Much of HR-4077 consists of findings that P2P networks permit trafficking of copyrighted works and invite “child pornography, viruses, and confidential personal information” to spread. A “Sense of the Congress” portion, Sec. 9, states Kazaa has been downloaded more than 600 million times. “The vast majority of software products, including peer-to-peer technology, do not pose an inherent risk,” the bill states, and it praises “responsible” software companies that show concern for their users.
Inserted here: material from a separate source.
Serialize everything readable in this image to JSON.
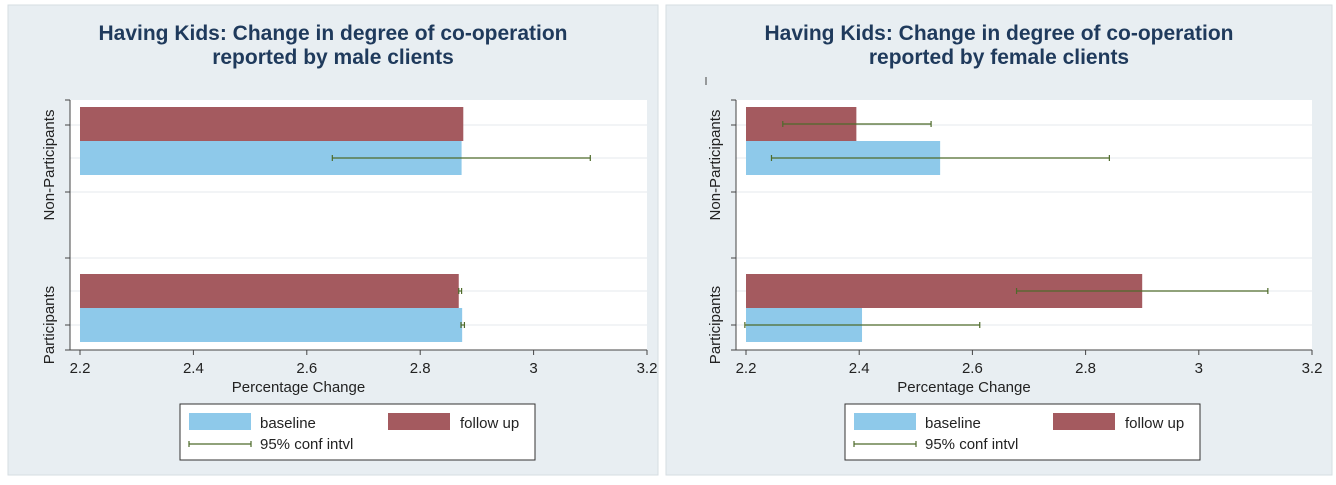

The bill the cites several studies about the dangers of P2P. “To date, the businesses that run publicly accessible file- sharing services have refused or failed to voluntarily and sufficiently address these problems,” it says.

In response, P2P United Exec. Dir. Adam Eisgrau issued a statement Wed. calling the bill “a waste of taxpayer dollars” pushed by “Big Music and Hollywood.” He said the subcommittee “could truly advance public policy by saying no to industry’s insatiable demand for sanctions for the rest of this Congress and issuing mandatory ‘invitations’ instead to talks among all stakeholders on how to turn billions of unstoppable downloads into billions of bankable dollars for artists and other creators.” In a letter to subcommittee members, Eisgrau points to recent studies suggesting P2P isn’t hurting CD music sales (WID March 31 p1). He also informs the subcommittee that while his trade group represents P2P services such as Morpheus, Grokster, BearShare, Blubster and eDonkey, it doesn’t represent Kazaa.